Je vous donne un exemple très simple :

Celui qui devait devenir saint Antoine, le premier moine (IIIe-IV : il vécut 105 ans), s’interrogeait depuis un moment sur ce que Dieu voulait pour lui. Il se savait appelé à une mission spéciale. Sa réflexion trouva un aboutissement au cours d’une messe où le texte de l’évangile était celui de la rencontre de Jésus avec l’homme riche. Il entendit Dieu s’adresser à lui à travers ces mots de Jésus :  Va, vends tout ce que tu as ; donne-le aux pauvres et suis-moi.

 Il sortit de l’église, donna tout ce qu’il avait aux pauvres et partit dans le désert pour vivre la première expérience monastique connue dans l’histoire de l’Église.

 

  Si nous voulons entendre la volonté de Dieu, il nous faut donc commencer par nous intéresser à la Bible.

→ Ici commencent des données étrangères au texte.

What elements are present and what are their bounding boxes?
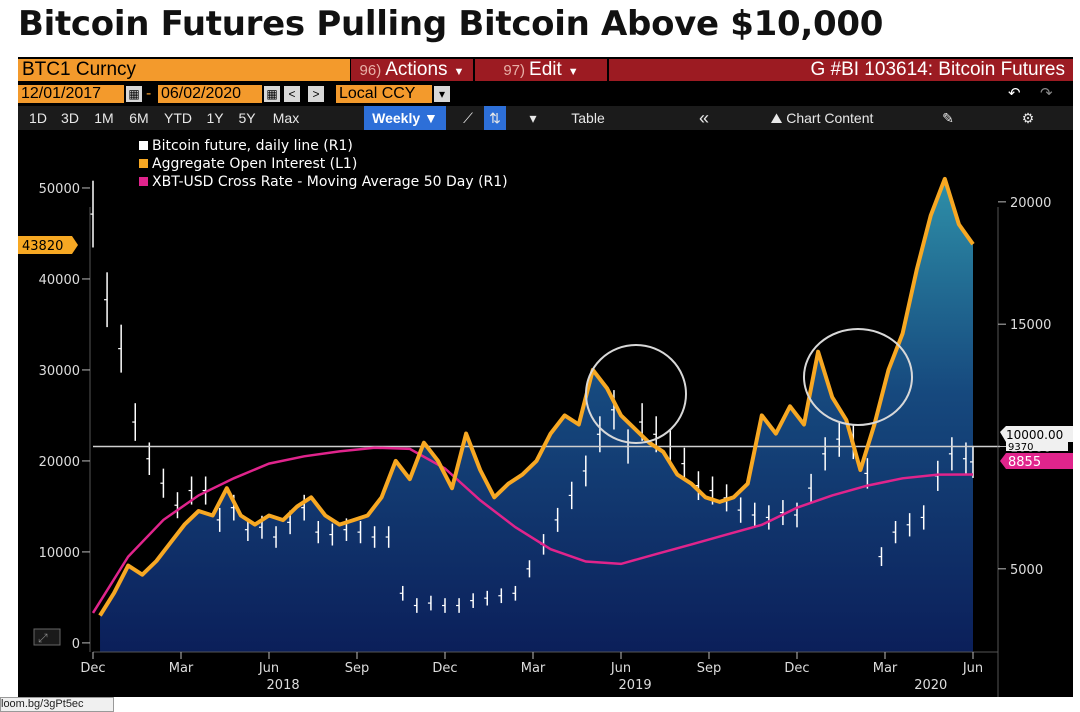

Il ne suffit pas de l’entendre occasionnellement d’une oreille distraite. Vous savez bien que parfois nous écoutons les textes de la messe sans les entendre vraiment.

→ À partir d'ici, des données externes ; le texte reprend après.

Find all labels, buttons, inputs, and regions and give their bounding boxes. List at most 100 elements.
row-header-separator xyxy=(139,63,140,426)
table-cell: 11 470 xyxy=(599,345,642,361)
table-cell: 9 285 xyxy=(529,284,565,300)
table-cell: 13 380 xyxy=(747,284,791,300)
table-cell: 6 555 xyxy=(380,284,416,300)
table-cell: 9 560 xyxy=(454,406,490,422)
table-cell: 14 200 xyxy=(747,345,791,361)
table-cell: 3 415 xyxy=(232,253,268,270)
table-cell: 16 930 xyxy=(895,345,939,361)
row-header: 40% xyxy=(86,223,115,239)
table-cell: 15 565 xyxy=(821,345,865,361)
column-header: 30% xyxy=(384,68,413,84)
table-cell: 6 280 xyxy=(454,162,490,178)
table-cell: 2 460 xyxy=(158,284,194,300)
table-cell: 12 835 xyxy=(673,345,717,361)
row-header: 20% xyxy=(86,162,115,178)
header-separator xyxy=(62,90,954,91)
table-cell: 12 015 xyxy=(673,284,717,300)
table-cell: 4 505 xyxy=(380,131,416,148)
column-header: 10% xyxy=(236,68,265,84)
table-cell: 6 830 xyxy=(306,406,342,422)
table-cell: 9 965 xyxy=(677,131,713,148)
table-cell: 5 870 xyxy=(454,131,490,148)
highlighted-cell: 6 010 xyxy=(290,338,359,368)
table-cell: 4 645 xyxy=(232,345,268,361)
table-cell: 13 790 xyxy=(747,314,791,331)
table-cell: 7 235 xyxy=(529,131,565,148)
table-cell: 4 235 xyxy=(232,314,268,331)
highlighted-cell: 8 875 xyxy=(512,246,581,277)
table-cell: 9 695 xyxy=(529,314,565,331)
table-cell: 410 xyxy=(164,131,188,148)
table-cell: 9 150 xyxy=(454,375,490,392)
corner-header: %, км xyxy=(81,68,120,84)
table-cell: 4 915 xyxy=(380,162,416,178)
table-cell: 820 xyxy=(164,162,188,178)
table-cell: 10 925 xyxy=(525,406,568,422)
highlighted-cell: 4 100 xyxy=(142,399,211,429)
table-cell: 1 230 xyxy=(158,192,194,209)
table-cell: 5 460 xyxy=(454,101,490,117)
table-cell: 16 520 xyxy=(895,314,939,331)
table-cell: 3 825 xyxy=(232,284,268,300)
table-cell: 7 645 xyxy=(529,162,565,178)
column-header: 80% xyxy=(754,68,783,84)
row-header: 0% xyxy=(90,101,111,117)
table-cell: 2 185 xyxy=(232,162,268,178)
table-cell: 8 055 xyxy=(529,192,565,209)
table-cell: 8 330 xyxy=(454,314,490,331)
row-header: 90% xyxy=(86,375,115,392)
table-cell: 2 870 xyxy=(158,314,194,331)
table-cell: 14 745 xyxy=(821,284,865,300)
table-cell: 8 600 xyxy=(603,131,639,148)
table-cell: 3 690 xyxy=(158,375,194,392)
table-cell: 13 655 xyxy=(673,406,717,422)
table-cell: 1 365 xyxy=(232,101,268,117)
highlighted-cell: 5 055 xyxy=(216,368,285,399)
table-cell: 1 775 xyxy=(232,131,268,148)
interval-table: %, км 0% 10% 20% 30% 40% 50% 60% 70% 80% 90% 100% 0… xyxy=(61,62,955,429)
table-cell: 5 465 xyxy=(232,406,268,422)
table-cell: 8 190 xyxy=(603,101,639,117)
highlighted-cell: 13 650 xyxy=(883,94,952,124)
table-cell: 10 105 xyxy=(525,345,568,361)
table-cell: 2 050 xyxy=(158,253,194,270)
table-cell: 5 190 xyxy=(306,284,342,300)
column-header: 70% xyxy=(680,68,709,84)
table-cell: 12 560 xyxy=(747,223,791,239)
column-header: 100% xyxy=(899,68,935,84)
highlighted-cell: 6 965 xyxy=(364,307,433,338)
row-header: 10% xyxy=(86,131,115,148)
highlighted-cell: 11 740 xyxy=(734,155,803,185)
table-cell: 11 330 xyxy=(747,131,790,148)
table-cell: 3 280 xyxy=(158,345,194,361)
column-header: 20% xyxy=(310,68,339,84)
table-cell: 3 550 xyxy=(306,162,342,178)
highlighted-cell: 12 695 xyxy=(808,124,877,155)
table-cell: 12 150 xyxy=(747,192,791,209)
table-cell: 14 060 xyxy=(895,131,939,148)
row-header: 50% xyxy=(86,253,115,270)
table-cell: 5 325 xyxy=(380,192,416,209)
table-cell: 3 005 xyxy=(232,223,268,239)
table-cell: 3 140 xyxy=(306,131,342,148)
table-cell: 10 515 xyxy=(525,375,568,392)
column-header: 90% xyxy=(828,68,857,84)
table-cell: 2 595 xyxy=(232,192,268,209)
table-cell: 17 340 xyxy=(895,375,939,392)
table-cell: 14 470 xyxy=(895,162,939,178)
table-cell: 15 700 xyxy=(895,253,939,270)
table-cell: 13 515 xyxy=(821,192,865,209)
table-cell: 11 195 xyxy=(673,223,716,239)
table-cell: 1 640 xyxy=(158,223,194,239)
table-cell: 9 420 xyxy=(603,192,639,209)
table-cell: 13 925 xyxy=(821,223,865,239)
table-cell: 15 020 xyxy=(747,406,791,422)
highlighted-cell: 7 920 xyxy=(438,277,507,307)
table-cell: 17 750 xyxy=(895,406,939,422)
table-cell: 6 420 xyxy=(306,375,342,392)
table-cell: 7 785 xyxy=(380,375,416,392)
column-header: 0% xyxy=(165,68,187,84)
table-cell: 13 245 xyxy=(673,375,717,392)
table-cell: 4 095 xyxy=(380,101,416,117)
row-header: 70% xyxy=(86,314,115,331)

Au contraire, il s’agit d’entendre, de lire, de travailler les textes bibliques et par-dessus tout d’aimer cette Parole de vie.

Prenons l’exemple de nos frères juifs qui gardent des extraits de la Parole de Dieu dans des petites boîtes de cuir appelées phylactères, ou encore tephilin.

Ainsi ils sont fidèles à ce que nous avons entendu dans la première lecture et ils témoignent de leur attachement à Dieu et à ses commandements.

Nous ne sommes pas obligés de faire de même, ce serait d’ailleurs malvenu, mais pourquoi ne pas témoigner de notre amour de la Parole en ayant une Bible chez soi, et une Bible ouverte, prête à servir ?

 

  Une deuxième façon d’entendre la volonté de Dieu est certainement de scruter les signes que Dieu ne cesse pas de nous manifester.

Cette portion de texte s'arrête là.